Propaganda electoral inservible

Hace poco, un publicitario me comentaba que la incidencia en el electorado de una campaña de propaganda política puede, en el mejor de los casos, modificar la tendencia del voto del 5% de los electores. Yo creo que el porcentaje es aún inferior.
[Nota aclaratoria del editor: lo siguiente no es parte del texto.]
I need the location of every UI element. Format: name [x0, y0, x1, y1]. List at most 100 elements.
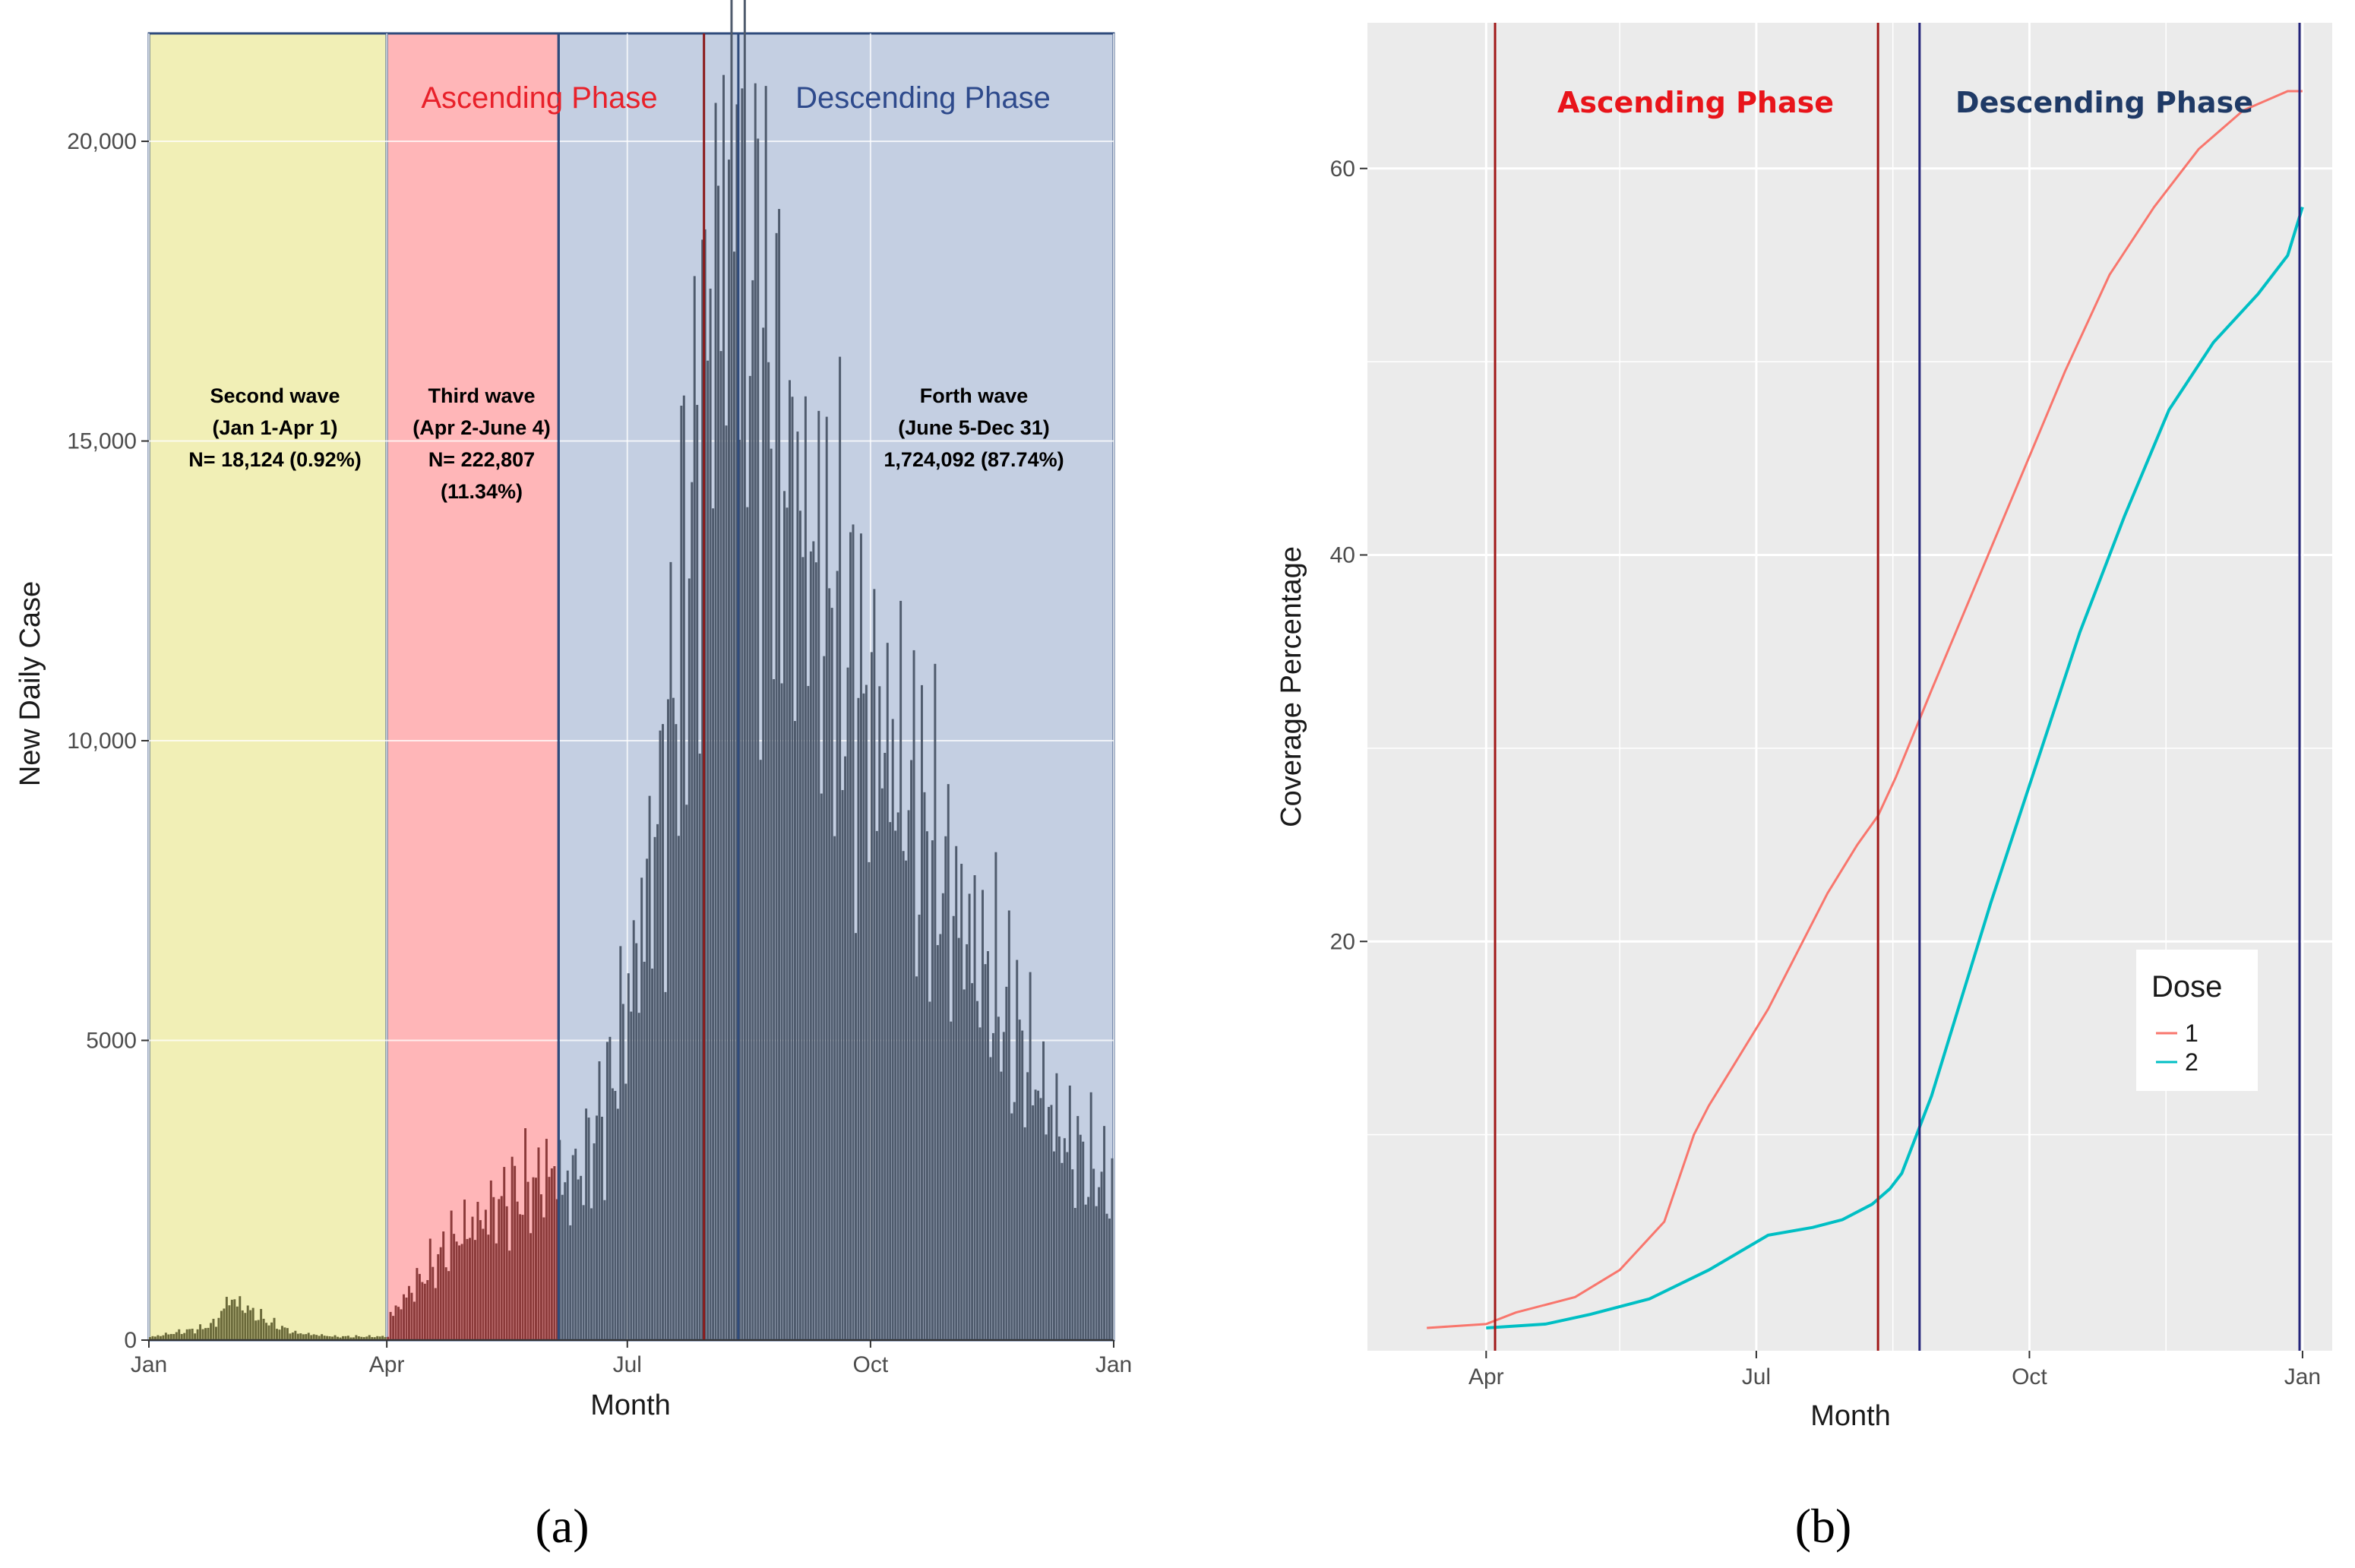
- daily-case-bar: [569, 1225, 572, 1340]
- daily-case-bar: [294, 1330, 297, 1340]
- panel-a-x-ticks: Jan Apr Jul Oct Jan: [131, 1340, 1132, 1377]
- daily-case-bar: [1061, 1162, 1064, 1340]
- panel-a-descending-label: Descending Phase: [795, 81, 1051, 115]
- daily-case-bar: [1071, 1169, 1074, 1340]
- daily-case-bar: [1005, 986, 1008, 1340]
- daily-case-bar: [783, 491, 786, 1340]
- daily-case-bar: [326, 1336, 329, 1340]
- daily-case-bar: [1111, 1158, 1114, 1340]
- daily-case-bar: [820, 793, 823, 1340]
- daily-case-bar: [434, 1288, 437, 1340]
- daily-case-bar: [662, 724, 664, 1340]
- daily-case-bar: [241, 1310, 244, 1340]
- daily-case-bar: [482, 1228, 485, 1340]
- daily-case-bar: [1029, 972, 1032, 1340]
- daily-case-bar: [521, 1215, 524, 1340]
- daily-case-bar: [400, 1309, 403, 1340]
- daily-case-bar: [270, 1322, 273, 1340]
- daily-case-bar: [637, 1013, 640, 1340]
- daily-case-bar: [593, 1143, 596, 1340]
- daily-case-bar: [880, 788, 884, 1340]
- daily-case-bar: [487, 1234, 490, 1340]
- daily-case-bar: [458, 1245, 461, 1340]
- daily-case-bar: [955, 846, 958, 1340]
- daily-case-bar: [653, 836, 656, 1340]
- daily-case-bar: [696, 404, 699, 1341]
- daily-case-bar: [1042, 1041, 1045, 1340]
- daily-case-bar: [473, 1240, 476, 1340]
- daily-case-bar: [960, 864, 963, 1340]
- daily-case-bar: [1073, 1208, 1076, 1340]
- daily-case-bar: [387, 1336, 390, 1340]
- daily-case-bar: [505, 1206, 508, 1340]
- daily-case-bar: [621, 1004, 624, 1340]
- daily-case-bar: [368, 1335, 371, 1340]
- daily-case-bar: [717, 185, 720, 1340]
- panel-a-y-ticks: 0 5000 10,000 15,000 20,000: [67, 129, 149, 1353]
- daily-case-bar: [994, 852, 997, 1340]
- daily-case-bar: [185, 1329, 188, 1340]
- daily-case-bar: [698, 753, 701, 1340]
- daily-case-bar: [635, 943, 638, 1340]
- daily-case-bar: [915, 976, 918, 1340]
- daily-case-bar: [828, 588, 831, 1340]
- daily-case-bar: [605, 1042, 609, 1340]
- daily-case-bar: [1039, 1098, 1042, 1340]
- daily-case-bar: [1103, 1126, 1106, 1340]
- daily-case-bar: [619, 946, 622, 1340]
- daily-case-bar: [249, 1310, 252, 1340]
- daily-case-bar: [817, 410, 820, 1340]
- daily-case-bar: [809, 551, 812, 1340]
- daily-case-bar: [685, 805, 688, 1340]
- daily-case-bar: [614, 1090, 617, 1340]
- legend-label-dose-2: 2: [2185, 1048, 2199, 1076]
- daily-case-bar: [1084, 1204, 1087, 1340]
- daily-case-bar: [479, 1220, 482, 1340]
- daily-case-bar: [450, 1210, 453, 1340]
- daily-case-bar: [204, 1328, 207, 1340]
- daily-case-bar: [931, 840, 934, 1340]
- daily-case-bar: [627, 973, 630, 1340]
- daily-case-bar: [966, 944, 969, 1340]
- daily-case-bar: [971, 983, 974, 1340]
- daily-case-bar: [677, 836, 680, 1340]
- daily-case-bar: [1089, 1092, 1092, 1340]
- daily-case-bar: [921, 684, 923, 1340]
- daily-case-bar: [191, 1329, 194, 1340]
- panel-b-y-tick-label: 20: [1330, 929, 1355, 954]
- daily-case-bar: [392, 1316, 395, 1340]
- daily-case-bar: [514, 1165, 517, 1340]
- daily-case-bar: [859, 533, 862, 1340]
- daily-case-bar: [764, 86, 767, 1340]
- daily-case-bar: [233, 1299, 236, 1340]
- daily-case-bar: [719, 351, 722, 1340]
- daily-case-bar: [484, 1209, 487, 1340]
- daily-case-bar: [1023, 1127, 1026, 1340]
- daily-case-bar: [1055, 1073, 1058, 1340]
- daily-case-bar: [539, 1194, 542, 1340]
- daily-case-bar: [169, 1333, 172, 1340]
- daily-case-bar: [267, 1325, 270, 1340]
- daily-case-bar: [651, 968, 654, 1340]
- daily-case-bar: [376, 1336, 379, 1340]
- daily-case-bar: [973, 875, 976, 1340]
- forth-wave-range: (June 5-Dec 31): [898, 416, 1050, 439]
- panel-b-series: [1427, 90, 2304, 1329]
- panel-b-gridlines: [1367, 23, 2332, 1351]
- daily-case-bar: [939, 934, 942, 1340]
- daily-case-bar: [561, 1194, 564, 1340]
- daily-case-bar: [728, 160, 730, 1340]
- daily-case-bar: [786, 507, 789, 1340]
- daily-case-bar: [1079, 1134, 1082, 1340]
- daily-case-bar: [928, 1001, 931, 1340]
- daily-case-bar: [318, 1336, 321, 1340]
- daily-case-bar: [283, 1327, 286, 1340]
- daily-case-bar: [767, 362, 770, 1340]
- daily-case-bar: [1037, 1090, 1040, 1340]
- panel-b-x-tick-label: Jul: [1742, 1364, 1771, 1389]
- daily-case-bar: [691, 482, 694, 1340]
- daily-case-bar: [280, 1326, 283, 1340]
- third-wave-title: Third wave: [428, 384, 535, 407]
- daily-case-bar: [884, 753, 887, 1340]
- third-wave-count: N= 222,807: [428, 448, 535, 471]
La gente que vota escoge votar a una candidatura estimulada por la combinación de razones íntimas, entre las que no creo que esté la incidencia de una determinada campaña de propaganda. Pero nunca se sabe, oye. Si alguien me demuestra lo contrario cambiaré de opinión.
De lo que no hay quien me mueva es de mi idea acerca de los paneles para la colocación de carteles: opino que en ellos, los partidos sólo deberían fijar los actos públicos que celebrarán durante la campaña, a fin de que los electores estén informados. Con un cartel para cada día es suficiente. Nada más. El típico cartel con el eslogan y la foto del candidato me parece prescindible, innecesario. Muchas veces, más que beneficiar al candidato, le perjudica. Más que hacerle un favor le hace una putada.
Estos días observo que hay menos carteles que en otras citas. Incluso vemos menos de ésos, absurdos, que se colocan en las farolas y otros elementos del mobiliario urbano. Estoy seguro de que hasta el 5% de los electores aprueba su ausencia. Podemos sobrevivir sin ellos.
Avenida de los Pinos (foto: Alcázar)

1 comentario:

Conch dijo...

De acuerdo contigo, Luis. Un desperdicio de papel inaudito en los tiempos que corren y que, además, flaco favor le hacen al candidato que acaba con el típico bigotillo, tuerto y con un diente negro (jijiji).

Y la idea de que anuncien los actos la veo genial. Yo, que leo la prensa, me enteré casi de chiripa de que venía Zapatero, y porque es el presi, que de que estuvo Rosa Díez en la Seda me he enterado hoy... teniendo carteles en mi lugar de trabajo.